“The Tapu of Banderah" A Short Story by George Louis Becke (1897)
Author of over thirty books
George Lewis Becke (1855 to 1913) was born in Port Macquaire, New South Wales, Australia of English parents. He did not enter school until he was 12 and at age 14 he and his brother traveled to San Francisco. At age 16 he stowed away on a voyage to Samoa. For two years he worked in Samoa as a book-keeper. At age 18 he met the infamous Captain Bully Hayes, a legendary south sea swindler, near pirate and infamously a "blackbirder". In the slang of the time a "blackbirder" was one who captured south sea natives and sold them into slavery. For about a year Becke cruised the waters of the Salomon Islands and New Guinea with Captain Hayes. Upon return to New South Wales Becke was unable to obtain employment that suited him. He had become friends with a contributor to The Bulletin and he began to submit stories loosely based on his South Sea Adventures to The Bulletin. In time he was to publish over 30 books, mostly collections of stories, about the adventures of Australians in the South Seas. In the strictest sense Becke is not a bush or outback writer. Given this, the same forces that drove many to live and work in the outback of Australia drove others to very dangerous work as sailors and offshore traders.
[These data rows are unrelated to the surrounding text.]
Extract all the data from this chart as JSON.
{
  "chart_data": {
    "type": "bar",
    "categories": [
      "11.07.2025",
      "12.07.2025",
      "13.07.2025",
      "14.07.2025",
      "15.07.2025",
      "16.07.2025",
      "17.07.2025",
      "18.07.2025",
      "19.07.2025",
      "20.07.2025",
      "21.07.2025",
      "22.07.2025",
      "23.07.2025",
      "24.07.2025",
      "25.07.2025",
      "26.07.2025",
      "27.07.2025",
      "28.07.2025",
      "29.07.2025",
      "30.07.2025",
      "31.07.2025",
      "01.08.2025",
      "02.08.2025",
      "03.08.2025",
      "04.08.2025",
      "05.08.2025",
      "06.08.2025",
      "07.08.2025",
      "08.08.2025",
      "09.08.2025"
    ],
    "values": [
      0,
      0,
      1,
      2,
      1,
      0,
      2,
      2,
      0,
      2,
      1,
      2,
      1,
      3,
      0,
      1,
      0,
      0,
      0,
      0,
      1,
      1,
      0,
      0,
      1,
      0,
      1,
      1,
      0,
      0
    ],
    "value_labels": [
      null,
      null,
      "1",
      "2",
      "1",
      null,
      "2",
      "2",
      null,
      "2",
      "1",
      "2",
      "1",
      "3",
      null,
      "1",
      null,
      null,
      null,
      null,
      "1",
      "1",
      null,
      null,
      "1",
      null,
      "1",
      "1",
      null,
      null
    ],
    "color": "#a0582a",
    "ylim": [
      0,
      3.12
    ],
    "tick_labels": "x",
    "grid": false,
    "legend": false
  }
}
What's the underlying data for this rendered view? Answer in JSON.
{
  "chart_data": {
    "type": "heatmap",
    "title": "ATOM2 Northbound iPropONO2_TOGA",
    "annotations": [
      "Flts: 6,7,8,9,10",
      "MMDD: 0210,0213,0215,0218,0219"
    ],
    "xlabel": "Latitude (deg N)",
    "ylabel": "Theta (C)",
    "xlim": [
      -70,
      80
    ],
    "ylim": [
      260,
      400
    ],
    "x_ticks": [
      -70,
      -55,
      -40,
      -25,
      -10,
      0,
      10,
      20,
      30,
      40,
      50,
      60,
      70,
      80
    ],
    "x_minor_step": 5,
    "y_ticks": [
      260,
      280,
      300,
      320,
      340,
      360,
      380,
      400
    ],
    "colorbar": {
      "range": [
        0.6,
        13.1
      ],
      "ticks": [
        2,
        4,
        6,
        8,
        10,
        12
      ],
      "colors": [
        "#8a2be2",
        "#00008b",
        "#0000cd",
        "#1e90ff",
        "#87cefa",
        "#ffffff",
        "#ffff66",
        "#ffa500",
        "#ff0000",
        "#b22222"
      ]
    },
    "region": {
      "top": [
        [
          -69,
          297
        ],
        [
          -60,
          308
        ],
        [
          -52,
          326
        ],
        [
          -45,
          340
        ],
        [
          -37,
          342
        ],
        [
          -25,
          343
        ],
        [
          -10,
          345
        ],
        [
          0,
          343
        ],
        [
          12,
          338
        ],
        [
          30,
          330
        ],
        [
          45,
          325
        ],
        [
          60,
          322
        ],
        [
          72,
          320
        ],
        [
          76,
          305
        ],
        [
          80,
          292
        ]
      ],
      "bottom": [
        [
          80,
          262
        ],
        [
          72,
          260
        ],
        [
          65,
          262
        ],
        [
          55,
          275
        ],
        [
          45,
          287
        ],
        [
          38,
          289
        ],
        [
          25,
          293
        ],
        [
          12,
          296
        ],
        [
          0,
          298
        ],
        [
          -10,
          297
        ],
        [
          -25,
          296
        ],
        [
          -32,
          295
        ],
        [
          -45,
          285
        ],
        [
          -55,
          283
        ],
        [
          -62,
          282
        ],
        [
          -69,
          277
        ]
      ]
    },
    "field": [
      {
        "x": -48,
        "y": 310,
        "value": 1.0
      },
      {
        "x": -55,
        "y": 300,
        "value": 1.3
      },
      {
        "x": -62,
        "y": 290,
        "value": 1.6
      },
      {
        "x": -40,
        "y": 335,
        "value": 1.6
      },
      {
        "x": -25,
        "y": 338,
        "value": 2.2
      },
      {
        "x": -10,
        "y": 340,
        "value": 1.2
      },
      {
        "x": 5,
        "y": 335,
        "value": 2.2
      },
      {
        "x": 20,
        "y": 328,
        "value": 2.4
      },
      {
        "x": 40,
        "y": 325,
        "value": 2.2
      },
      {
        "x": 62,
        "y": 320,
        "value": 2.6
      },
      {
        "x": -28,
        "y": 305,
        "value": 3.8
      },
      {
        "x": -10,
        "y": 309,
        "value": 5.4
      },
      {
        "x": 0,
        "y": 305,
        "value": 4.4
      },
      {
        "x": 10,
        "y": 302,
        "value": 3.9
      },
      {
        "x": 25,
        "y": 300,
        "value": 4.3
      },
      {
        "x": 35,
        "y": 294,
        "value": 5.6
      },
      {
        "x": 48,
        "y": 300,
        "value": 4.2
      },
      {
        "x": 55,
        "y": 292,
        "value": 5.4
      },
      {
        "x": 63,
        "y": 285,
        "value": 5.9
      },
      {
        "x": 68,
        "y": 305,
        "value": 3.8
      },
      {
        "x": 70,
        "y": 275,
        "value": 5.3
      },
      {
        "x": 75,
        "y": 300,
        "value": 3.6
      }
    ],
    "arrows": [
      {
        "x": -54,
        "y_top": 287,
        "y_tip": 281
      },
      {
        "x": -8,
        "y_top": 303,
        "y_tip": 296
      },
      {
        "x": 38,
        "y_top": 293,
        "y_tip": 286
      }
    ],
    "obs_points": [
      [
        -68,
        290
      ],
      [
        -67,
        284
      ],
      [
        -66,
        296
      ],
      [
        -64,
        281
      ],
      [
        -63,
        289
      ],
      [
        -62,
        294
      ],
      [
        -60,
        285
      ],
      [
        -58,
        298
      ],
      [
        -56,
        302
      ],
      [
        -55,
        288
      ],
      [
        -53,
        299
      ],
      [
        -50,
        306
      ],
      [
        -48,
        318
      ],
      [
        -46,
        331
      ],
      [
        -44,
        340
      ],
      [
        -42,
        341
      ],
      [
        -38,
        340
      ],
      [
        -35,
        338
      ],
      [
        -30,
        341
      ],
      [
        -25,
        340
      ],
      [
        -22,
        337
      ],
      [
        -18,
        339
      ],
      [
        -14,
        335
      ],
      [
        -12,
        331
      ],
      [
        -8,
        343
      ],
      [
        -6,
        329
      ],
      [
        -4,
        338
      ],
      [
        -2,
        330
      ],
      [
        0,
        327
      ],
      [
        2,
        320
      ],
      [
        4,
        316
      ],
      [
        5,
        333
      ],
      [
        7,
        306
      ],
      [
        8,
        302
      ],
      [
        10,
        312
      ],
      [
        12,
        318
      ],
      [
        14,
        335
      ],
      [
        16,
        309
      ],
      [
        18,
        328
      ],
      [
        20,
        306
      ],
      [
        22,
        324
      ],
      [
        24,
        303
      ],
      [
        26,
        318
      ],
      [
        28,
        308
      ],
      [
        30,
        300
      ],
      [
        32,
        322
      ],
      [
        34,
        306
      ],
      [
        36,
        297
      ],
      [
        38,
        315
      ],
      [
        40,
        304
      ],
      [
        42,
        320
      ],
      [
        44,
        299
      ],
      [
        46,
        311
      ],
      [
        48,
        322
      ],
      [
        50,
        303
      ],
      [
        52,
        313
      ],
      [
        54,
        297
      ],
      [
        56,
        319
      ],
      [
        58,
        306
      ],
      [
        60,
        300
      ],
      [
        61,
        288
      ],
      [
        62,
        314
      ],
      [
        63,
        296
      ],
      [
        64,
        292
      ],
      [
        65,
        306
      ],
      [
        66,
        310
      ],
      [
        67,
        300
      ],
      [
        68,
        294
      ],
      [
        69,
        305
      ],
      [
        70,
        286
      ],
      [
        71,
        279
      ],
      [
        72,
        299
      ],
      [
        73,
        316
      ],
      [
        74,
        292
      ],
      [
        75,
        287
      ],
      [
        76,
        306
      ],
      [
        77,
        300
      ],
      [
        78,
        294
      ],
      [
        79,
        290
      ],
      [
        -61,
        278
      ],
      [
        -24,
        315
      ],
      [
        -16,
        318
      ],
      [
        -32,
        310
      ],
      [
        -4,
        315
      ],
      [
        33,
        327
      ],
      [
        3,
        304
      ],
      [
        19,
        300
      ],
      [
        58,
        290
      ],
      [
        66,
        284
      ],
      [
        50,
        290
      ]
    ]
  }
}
"The Tapu of Banderah" takes place on an island off shore from New Guinea. A trading ship has landed to sell supplies to the local missionaries and Australian traders who have colonized the island and converted the natives to Christians. Just as the ship is about to depart the deeply exploited near enslaved natives rebelled and began, running amuck and killing all the Caucasians they could find. Becke's style is straightforward story telling. I found his prose a pleasure to read, clear and crisp. There is a bit of local slang but I like learning new words. "Tapu" for example is a Polynesian expression for a repelling hex. A lot of the feeling for life on the island, as seen by the missionaries, is conveyed in this passage:
Following the lead of the “devil−doctors,” who, stripped to the waist, and with their heads covered with the hideous masks used in their incantations, looked like demons newly arisen from the pit, the yelling swarm of natives at last reached the fence outside Blount's house; and Mr. Deighton, with an inward despair saw among them some of his pet converts, stark naked and armed with spears and clubs.
"The Tapu of Banderah" lets us get a feel for the terror the Australians must have felt while not overlooking the deep irony in their creation of the situations that were so fraught with danger for them.
This story and others by Becke can be read HERE.
Becke is a good writer of adventure stories that keep our attention. I think if I had lived in Australia in the late 1890s I would have been very happy to see that The Bulletin had another George Louis Becke story in it. I have previously posted on five writers, Barbara Baynton, Henry Lawson, Andrew "Banjo" Patterson, Marcus Clarke, and Rudd Steele in my Australian Bush Writers Reading Project. I am including George Lewis Becke in this project also even though he was a writer largely of sea tales. His stories are of the same era and show the same spirit and my guess is many an outback resident escaped in his stories.
My primary source of information on the life of Becke is the Australian National Dictionary of Biography.